Characterization, which results in an ICC profile, happens on top of
that. The profile is valid only when the calibration is applied, both
the knob fiddling part and the applicable LUT in the video card. The
LUT information used to be kept in a separate file, and then circa 15
years ago Apple started to embed this information into the ICC profile
as the vcgt tag, and the operating system display manager reads that
tag and applies it to the video card LUT prior to login time. This has
become fairly widespread, even though I'm not finding vcgt in the
published ICC v4.3 spec. But they do offer this document:

There are some test profiles that contain various vcgt tags here:

You really must have a reliable central service everyone agrees on to
apply such a LUT, and then also banning anything else from setting a
conflicting LUT. Again in ancient times we had all sorts of problems
with applications messing around with the LUT, and instead of reading
it first and restoring it the same way, they just reset it to some
default, thereby making the ICC profile invalid.

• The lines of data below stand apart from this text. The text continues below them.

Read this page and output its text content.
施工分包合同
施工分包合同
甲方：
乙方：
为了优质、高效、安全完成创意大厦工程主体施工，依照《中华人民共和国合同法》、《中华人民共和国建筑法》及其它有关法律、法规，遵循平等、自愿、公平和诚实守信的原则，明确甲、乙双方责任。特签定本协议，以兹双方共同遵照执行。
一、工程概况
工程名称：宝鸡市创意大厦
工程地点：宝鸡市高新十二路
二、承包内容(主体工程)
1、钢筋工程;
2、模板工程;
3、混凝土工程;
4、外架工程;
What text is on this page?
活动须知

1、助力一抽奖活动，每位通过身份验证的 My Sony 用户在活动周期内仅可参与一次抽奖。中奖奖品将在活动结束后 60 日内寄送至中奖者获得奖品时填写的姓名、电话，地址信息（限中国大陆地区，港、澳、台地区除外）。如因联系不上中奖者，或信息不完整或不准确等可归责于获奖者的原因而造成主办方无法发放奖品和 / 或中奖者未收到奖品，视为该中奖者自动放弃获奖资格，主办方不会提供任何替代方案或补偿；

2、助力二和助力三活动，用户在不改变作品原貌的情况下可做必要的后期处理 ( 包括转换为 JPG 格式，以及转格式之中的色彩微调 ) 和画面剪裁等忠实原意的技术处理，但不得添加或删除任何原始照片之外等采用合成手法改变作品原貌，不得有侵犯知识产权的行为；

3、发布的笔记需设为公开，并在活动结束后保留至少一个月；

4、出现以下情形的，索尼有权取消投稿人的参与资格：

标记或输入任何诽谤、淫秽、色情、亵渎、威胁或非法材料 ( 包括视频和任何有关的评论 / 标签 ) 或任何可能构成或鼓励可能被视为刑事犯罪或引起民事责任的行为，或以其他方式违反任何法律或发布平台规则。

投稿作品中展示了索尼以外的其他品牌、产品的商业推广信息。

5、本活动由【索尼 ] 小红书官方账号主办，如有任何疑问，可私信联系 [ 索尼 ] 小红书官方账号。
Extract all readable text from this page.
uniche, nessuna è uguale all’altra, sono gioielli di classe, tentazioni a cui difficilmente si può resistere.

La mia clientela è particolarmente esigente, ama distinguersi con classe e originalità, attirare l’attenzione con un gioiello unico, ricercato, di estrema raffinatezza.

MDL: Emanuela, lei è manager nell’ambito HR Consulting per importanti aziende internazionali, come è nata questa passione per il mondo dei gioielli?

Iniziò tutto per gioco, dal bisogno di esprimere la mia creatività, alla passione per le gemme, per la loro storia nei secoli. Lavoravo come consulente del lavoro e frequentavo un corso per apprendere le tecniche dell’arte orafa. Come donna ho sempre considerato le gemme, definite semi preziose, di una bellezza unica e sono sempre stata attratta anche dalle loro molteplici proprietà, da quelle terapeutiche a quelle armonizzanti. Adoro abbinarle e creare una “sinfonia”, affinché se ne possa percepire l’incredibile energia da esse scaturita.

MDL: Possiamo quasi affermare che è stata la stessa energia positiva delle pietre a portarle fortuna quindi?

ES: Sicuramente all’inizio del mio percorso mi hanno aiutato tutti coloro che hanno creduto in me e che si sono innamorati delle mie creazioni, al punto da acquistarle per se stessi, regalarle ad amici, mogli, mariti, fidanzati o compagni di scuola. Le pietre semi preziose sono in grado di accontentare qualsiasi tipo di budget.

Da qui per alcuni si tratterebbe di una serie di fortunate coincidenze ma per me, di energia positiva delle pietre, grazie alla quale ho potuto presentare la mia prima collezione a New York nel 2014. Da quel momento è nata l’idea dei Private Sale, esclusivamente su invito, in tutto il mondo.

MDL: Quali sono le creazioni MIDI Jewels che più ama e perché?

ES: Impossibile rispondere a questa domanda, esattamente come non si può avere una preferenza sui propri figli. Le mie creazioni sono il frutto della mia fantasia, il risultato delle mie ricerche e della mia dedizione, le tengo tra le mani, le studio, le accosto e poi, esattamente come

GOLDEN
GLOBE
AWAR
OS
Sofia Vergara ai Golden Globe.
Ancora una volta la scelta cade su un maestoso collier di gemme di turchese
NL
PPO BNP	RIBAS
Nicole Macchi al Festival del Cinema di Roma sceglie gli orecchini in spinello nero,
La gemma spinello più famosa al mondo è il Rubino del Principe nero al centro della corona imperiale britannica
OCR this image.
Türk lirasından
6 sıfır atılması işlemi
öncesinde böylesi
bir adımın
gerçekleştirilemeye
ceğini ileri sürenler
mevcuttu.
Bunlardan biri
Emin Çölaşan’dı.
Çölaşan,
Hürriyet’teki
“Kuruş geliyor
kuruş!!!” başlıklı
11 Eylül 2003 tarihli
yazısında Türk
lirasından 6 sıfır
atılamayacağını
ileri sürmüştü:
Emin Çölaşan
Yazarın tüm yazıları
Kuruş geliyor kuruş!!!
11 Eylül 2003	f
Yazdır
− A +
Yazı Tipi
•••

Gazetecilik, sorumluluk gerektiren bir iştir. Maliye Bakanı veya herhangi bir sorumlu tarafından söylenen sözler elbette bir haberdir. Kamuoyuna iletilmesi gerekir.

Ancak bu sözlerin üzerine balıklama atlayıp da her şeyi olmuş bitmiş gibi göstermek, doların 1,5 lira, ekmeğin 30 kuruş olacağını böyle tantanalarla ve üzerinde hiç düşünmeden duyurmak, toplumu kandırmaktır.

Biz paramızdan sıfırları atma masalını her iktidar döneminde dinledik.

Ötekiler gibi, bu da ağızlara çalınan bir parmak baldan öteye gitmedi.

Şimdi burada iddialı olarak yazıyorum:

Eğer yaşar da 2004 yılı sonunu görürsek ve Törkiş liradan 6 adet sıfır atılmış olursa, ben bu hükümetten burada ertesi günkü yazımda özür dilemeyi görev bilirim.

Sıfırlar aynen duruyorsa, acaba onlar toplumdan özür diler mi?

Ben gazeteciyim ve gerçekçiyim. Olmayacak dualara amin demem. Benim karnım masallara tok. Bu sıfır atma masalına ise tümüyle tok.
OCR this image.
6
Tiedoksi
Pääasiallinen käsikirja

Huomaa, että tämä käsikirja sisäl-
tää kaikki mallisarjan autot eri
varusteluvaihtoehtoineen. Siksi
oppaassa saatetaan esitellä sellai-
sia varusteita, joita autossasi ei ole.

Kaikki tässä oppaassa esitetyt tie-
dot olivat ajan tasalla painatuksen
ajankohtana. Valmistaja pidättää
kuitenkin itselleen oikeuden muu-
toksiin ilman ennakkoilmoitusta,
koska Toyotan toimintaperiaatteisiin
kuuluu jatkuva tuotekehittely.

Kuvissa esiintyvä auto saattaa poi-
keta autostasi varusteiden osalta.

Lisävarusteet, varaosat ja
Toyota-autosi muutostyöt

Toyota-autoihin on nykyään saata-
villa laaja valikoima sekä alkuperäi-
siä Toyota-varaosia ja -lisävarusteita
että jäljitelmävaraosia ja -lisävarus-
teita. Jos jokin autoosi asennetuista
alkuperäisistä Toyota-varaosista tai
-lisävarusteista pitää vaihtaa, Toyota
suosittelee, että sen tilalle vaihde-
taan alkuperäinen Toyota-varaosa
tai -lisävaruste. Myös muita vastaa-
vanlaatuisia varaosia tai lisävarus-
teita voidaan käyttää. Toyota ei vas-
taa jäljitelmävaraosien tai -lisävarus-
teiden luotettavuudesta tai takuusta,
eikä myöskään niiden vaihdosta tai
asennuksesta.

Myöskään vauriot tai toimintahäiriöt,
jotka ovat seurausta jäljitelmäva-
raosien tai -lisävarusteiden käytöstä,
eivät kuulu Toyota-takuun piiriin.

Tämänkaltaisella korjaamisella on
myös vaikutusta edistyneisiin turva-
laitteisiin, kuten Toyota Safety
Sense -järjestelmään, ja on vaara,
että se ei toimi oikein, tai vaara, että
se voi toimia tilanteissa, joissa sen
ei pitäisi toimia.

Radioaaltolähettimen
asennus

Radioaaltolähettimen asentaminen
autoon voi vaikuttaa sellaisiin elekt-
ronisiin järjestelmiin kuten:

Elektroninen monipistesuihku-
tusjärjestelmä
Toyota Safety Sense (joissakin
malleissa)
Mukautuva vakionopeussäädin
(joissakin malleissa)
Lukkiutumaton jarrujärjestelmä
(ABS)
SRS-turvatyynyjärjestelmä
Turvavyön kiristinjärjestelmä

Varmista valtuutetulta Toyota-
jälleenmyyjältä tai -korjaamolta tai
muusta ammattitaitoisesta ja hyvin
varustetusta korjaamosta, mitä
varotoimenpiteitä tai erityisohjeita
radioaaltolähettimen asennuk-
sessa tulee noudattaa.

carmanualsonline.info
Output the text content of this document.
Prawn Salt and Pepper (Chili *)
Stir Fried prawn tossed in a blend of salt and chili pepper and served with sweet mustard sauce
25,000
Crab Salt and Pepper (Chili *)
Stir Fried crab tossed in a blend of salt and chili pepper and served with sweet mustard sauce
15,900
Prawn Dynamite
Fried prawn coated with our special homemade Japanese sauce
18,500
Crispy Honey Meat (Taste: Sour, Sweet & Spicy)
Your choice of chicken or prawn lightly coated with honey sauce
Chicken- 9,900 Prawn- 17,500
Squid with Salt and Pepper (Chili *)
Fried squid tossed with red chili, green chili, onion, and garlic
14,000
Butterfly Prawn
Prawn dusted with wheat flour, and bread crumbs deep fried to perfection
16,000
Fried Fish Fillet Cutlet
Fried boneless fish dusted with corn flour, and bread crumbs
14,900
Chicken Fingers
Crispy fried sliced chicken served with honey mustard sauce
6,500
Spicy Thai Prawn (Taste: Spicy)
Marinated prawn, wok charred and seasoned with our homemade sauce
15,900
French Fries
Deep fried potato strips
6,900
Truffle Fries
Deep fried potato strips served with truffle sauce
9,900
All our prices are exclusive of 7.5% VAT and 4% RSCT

The primary reason, again historically, for setting the white point
outside of software (ideally set correctly in the display itself; less
ideal is using a video card LUT) is because mismatching white points
are really distracting, it prevents proper adaptation, and therefore
everything looks wrong. Ironically the color managed content is
decently likely to look more wrong than non-color-managed content. Why
would there be mismatching white points? Correct white point fully
color managed content in an application window, but not any other
application or the surrounding UI of the desktop environment.

Ergo, some kind of "calibration" of white point independent of the
color management system. Sometimes this is just a preset in the
display's on-screen menu. Getting the display white point in the ball
park of target white point means a less aggressive LUT in the video
card, or even ideally a linear LUT.

Alternatively, you decide you're going to have some master of all
pixels. That's the concept of full display compensation, where every
pixel is subject to color management transforms regardless of its
source application, all normalized to a single intermediate color
space. In theory if you throw enough bits at this intermediate space,
you could forgo the video card LUT based calibration.

The next workflow gotcha, is multiple displays. In designing a color
management system for an OS you have to decide if applications will
have the option to display across multiple displays, each of which
could have their own display profile.

I agree with Graeme that having different pipelines for calibration or
characterization is asking for big trouble. The thing I worry about,
is whether it's possible for each application to effectively have
unique pipelines because they're all using different rendering
libraries. The idea we'd have application specific characterization to
account for each application pipeline just spells doom. The return of
conflicting video card LUTs would be a nightmare.